Compared to the S&P 500, the returns aren’t too shabby. To give you an idea of the total performance, JEPI comes to 28.8% over the 3-year period, while the S&P 500 lands at 34.4%.

Competition

Keeping those numbers in mind, we now want to compare some of the other unique large-cap ETF strategies out there and see how they all stack up.

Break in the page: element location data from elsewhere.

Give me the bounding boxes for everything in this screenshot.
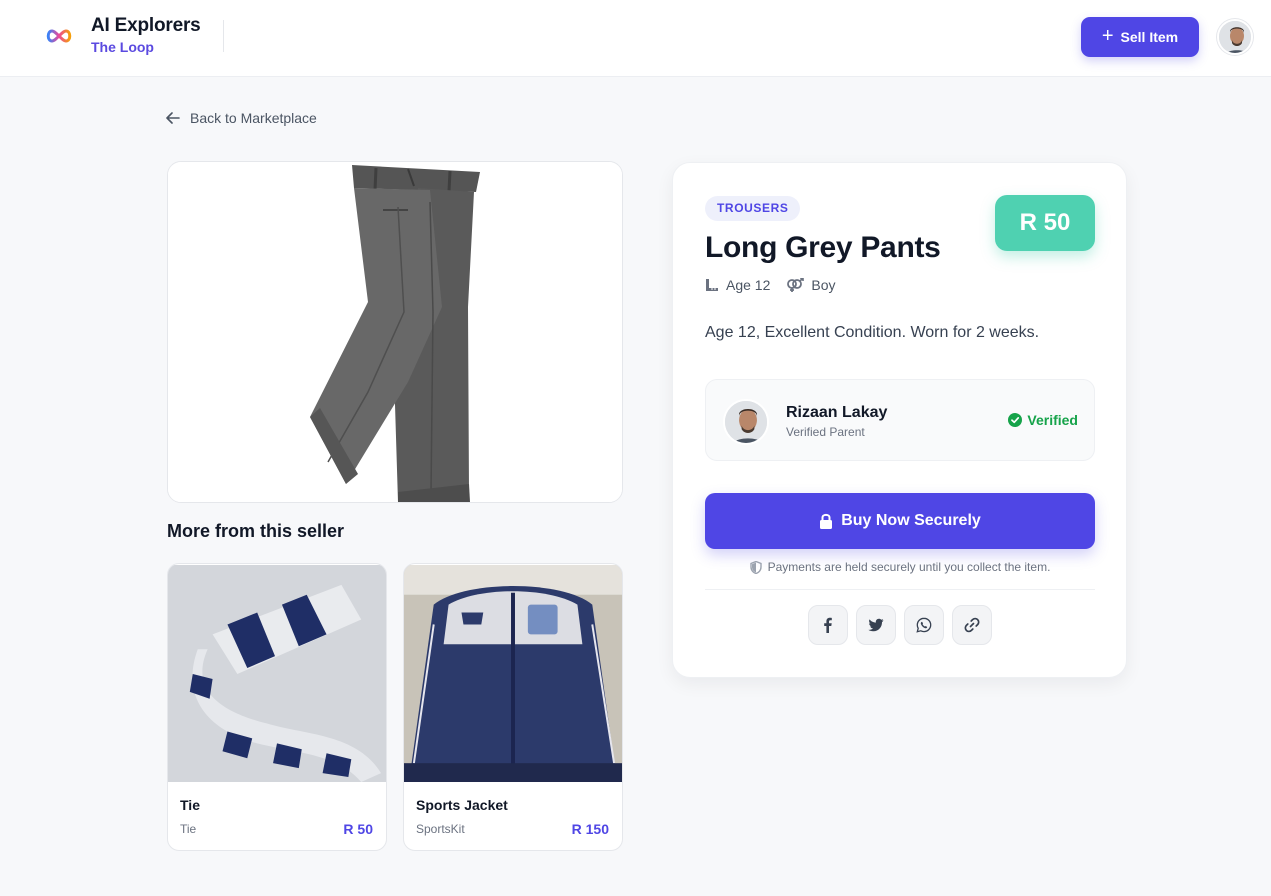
shield-icon xyxy=(749,560,762,574)
item-category: Tie xyxy=(180,822,197,836)
share-facebook-button[interactable] xyxy=(808,605,848,645)
share-twitter-button[interactable] xyxy=(856,605,896,645)
grey-pants-photo xyxy=(168,162,622,502)
seller-card[interactable]: Rizaan Lakay Verified Parent Verified xyxy=(705,379,1095,461)
brand-subtitle: The Loop xyxy=(91,39,154,55)
item-name: Tie xyxy=(180,797,200,813)
link-icon xyxy=(964,617,980,633)
venus-mars-icon xyxy=(787,278,805,292)
seller-portrait-icon xyxy=(725,401,767,443)
check-circle-icon xyxy=(1008,413,1023,427)
brand-title: AI Explorers xyxy=(91,15,201,36)
item-price: R 50 xyxy=(343,821,373,837)
item-category: SportsKit xyxy=(416,822,465,836)
buy-now-button[interactable]: Buy Now Securely xyxy=(705,493,1095,549)
infinity-logo-icon[interactable] xyxy=(44,26,74,46)
back-label: Back to Marketplace xyxy=(190,110,317,126)
item-name: Sports Jacket xyxy=(416,797,508,813)
header-divider xyxy=(223,20,224,52)
share-whatsapp-button[interactable] xyxy=(904,605,944,645)
secure-payment-note: Payments are held securely until you col… xyxy=(705,560,1095,574)
secure-note-text: Payments are held securely until you col… xyxy=(767,560,1051,574)
product-meta: Age 12 Boy xyxy=(705,277,836,293)
seller-avatar[interactable] xyxy=(723,399,769,445)
product-image[interactable] xyxy=(167,161,623,503)
lock-icon xyxy=(820,513,833,529)
price-badge: R 50 xyxy=(995,195,1095,251)
tie-photo xyxy=(168,564,386,783)
arrow-left-icon xyxy=(166,112,180,124)
more-from-seller-heading: More from this seller xyxy=(167,521,345,541)
seller-item-card[interactable]: Tie Tie R 50 xyxy=(167,563,387,851)
top-bar: AI Explorers The Loop + Sell Item xyxy=(0,0,1271,77)
product-title: Long Grey Pants xyxy=(705,231,941,264)
age-meta: Age 12 xyxy=(705,277,770,293)
product-detail-card: TROUSERS R 50 Long Grey Pants Age 12 Boy… xyxy=(672,162,1127,678)
brand[interactable]: AI Explorers The Loop xyxy=(91,15,201,55)
back-to-marketplace-link[interactable]: Back to Marketplace xyxy=(166,110,317,126)
facebook-icon xyxy=(824,617,832,633)
age-label: Age 12 xyxy=(726,277,771,293)
verified-badge: Verified xyxy=(1008,412,1078,428)
category-tag: TROUSERS xyxy=(705,196,801,221)
avatar-portrait-icon xyxy=(1219,21,1251,53)
ruler-icon xyxy=(706,279,718,291)
verified-label: Verified xyxy=(1027,412,1078,428)
buy-now-label: Buy Now Securely xyxy=(841,512,981,529)
gender-label: Boy xyxy=(811,277,836,293)
seller-role: Verified Parent xyxy=(786,425,865,439)
share-buttons xyxy=(808,605,992,645)
item-price: R 150 xyxy=(571,821,609,837)
sell-item-label: Sell Item xyxy=(1120,29,1179,45)
product-description: Age 12, Excellent Condition. Worn for 2 … xyxy=(705,324,1040,341)
divider xyxy=(705,589,1095,590)
sell-item-button[interactable]: + Sell Item xyxy=(1081,17,1199,57)
sports-jacket-photo xyxy=(404,564,622,783)
seller-name: Rizaan Lakay xyxy=(786,404,888,421)
twitter-icon xyxy=(868,618,884,632)
plus-icon: + xyxy=(1101,25,1114,47)
seller-item-card[interactable]: Sports Jacket SportsKit R 150 xyxy=(403,563,623,851)
user-avatar[interactable] xyxy=(1217,19,1253,55)
copy-link-button[interactable] xyxy=(952,605,992,645)
whatsapp-icon xyxy=(916,617,932,633)
gender-meta: Boy xyxy=(786,277,836,293)
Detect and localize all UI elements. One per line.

  • VanEck Vectors Morningstar Wide Moat ETF (MOAT): MOAT follows a staggered, equally weighted index of 40 U.S. firms that, according to Morningstar’s assessment, exhibit the highest fair value and maintain a durable competitive edge.
  • Vanguard Mega Cap Growth ETF (MGK): This fund mirrors an index consisting of mega-cap stocks in the U.S., selecting and weighting its holdings according to growth-related factors.
  • iShares Edge MSCI USA Quality Factor ETF (QUAL): QUAL follows an index comprising U.S. large- and mid-cap companies chosen and weighted according to their high return on equity, consistent earnings growth, and low debt-to-equity ratios compared to sector peers.
  • Anfield Equity Sector Rotation ETF (AESR): AESR employs an active management approach as a fund-of-funds, focusing on large-cap equities in the U.S., strategically rotating sectors based on macroeconomic analysis and forecasting techniques.

Net assets 

AESR is the only actively managed ETF on this index, and comes with the worst overall performance.

Conversely, Vanguard’s MGK follows a simple mega-cap index and is the second-highest-performing stock.

JEPI is unique in that it achieves both performance and large dividend payments, which isn’t easy.

Our Opinion 10/10 

We used to have a less favorable opinion of JEPI in the past.

However, it’s performance isn’t far off the S&P 500. And the ability to offer investors a choice between dividend income or capital appreciation through reinvestment is unique.

So, as far as unique large-cap ETFs go, we like this one for the additional flexibility it provides with relatively low fees.